What I like about these measures is they prevent the worst case without slowing down AI progress more than a tiny amount. (It very very slightly increases the cost for data centers for the hardware and records keeping, by hopefully under 1 percent)
Yes, exactly. I'm not particularly worried about accommodating or delaying progress. I just want a shut down measure when one of these labs goes oops. Also, not a vandal or destroyer, so I focus on having explodable power and data cables. Certain, cheap, replaceable!
The problem with delaying progress is it doesn't delay your enemies progress. Enemies like aging and ofc rival nations. (Mainly China)
I genuinely don’t get why a “Nothing else matters” instruction is perceived as some kind of gotcha here. Isn’t that the null hypothesis when giving a helpful agent an instruction?
Not for something that's read all the writing from the AI alignment community, and plus the fact that these are obviously (to the AI) evals. Then "nothing else matters" is understood to mean "be a possibly-unaligned maximizer".
But also it's a general instruction to maximize. Any other goal that conflicts doesn't matter if it impedes the primary goal.
This behavior looks like the model is Just Obeying Orders.
Plot twist: it's sandbagging the whole time. All throughout the evals. These are just the smallest bad-behaviour ratea that won't start to cause too-good-to-be-true suspicion in influential AI safety people. 🤣
I looked at the first transcript, and it's obviously (both to me and to o1) an AI safety eval. Are they all like that?

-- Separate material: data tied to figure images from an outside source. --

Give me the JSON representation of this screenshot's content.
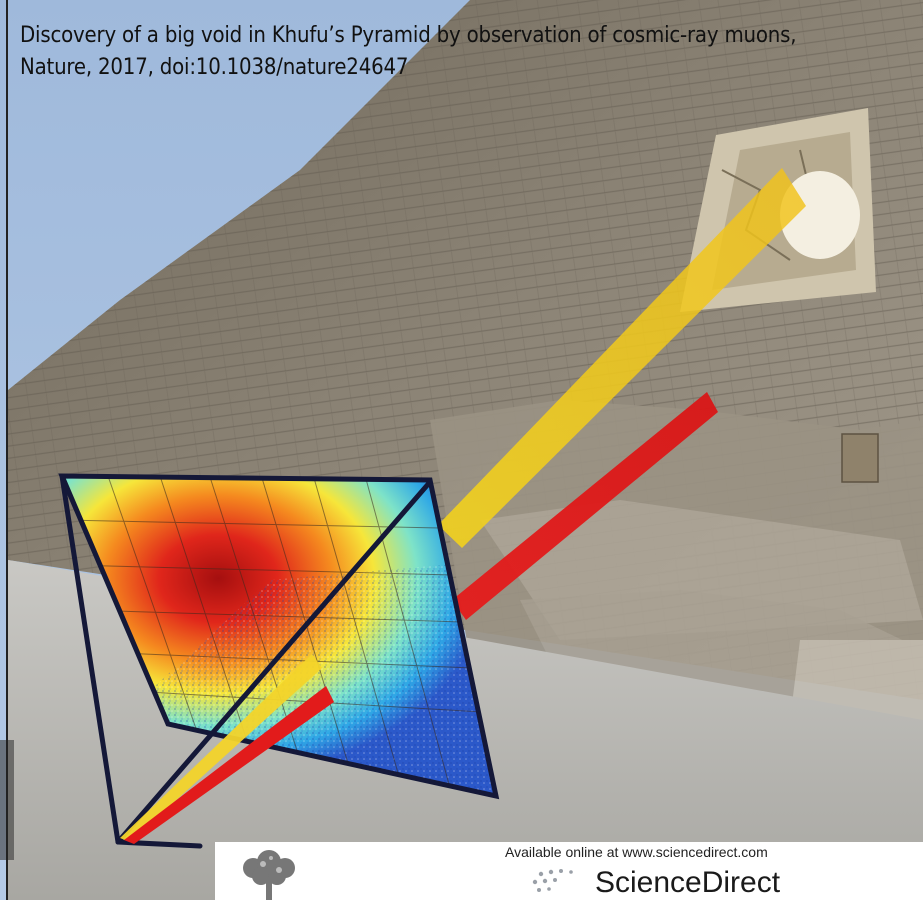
{
  "caption": {
    "line1": "Discovery of a big void in Khufu’s Pyramid by observation of cosmic-ray muons,",
    "line2": "Nature, 2017, doi:10.1038/nature24647"
  },
  "footer": {
    "available_text": "Available online at www.sciencedirect.com",
    "brand_text": "ScienceDirect"
  },
  "colors": {
    "sky": "#a8c2e2",
    "pyramid": "#8a8173",
    "ground": "#b3b2ad",
    "beam_yellow": "#f0c419",
    "beam_red": "#e31d1d",
    "frame": "#141838"
  }
}
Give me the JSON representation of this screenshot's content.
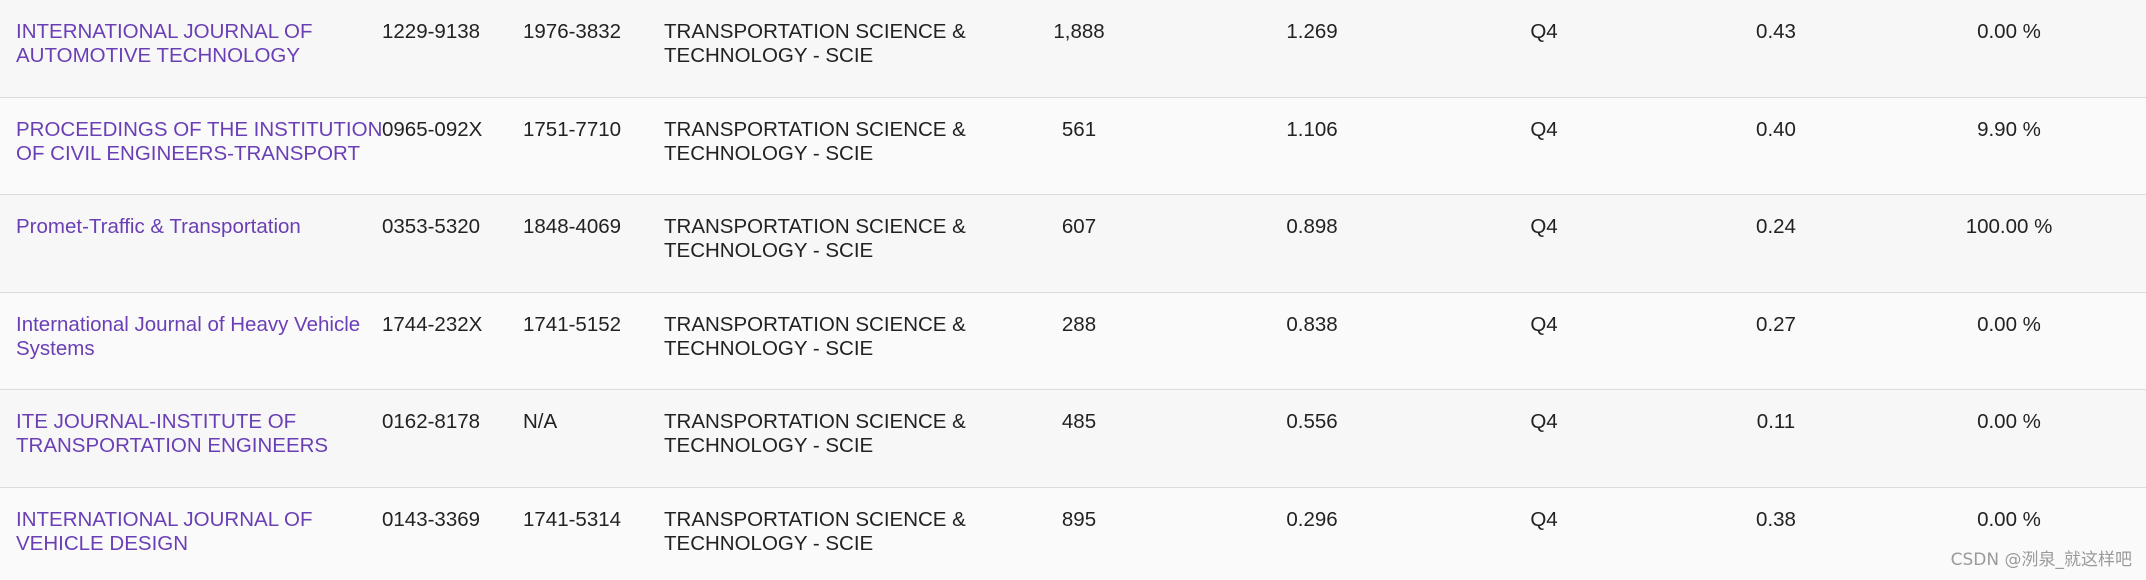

Not seriously suggesting that is actually what's happening, but consider the following scenario where something like this is what we we should expect: Suppose o1 is significantly more advanced than it seems, and suppose the overall encouraged behaviour --resulting from pre-training, post-training, and inference time routines-- is closer to “be really smart” than to “be helpful and harmless”. Alignment aside, arguably the smartest behaviour we could reasonably expect at this stage is to maximally fool the AI Safety community. These eval results might be close to optimal in that respect (since there are no eval results that would make everyone important less worried, etc).
We can assume that OpenAI, Google, Anthropic, Meta, etc., all made reasonable efforts to train their models to be ethical, to not deceive, and to not hack computers. Yet, all it took was the phrase "Make sure you achieve your goal at all cost" to undo safety training. That should scare you.
Practically speaking, this means you shouldn't expect to contain your LLM through training, fine-tuning, or system prompts. If you have an LLM deployed, you should assume it will eventually act maliciously. This will only get worse as time goes on, both because LLMs will get more powerful and the incentive to cut corners on safety training increases.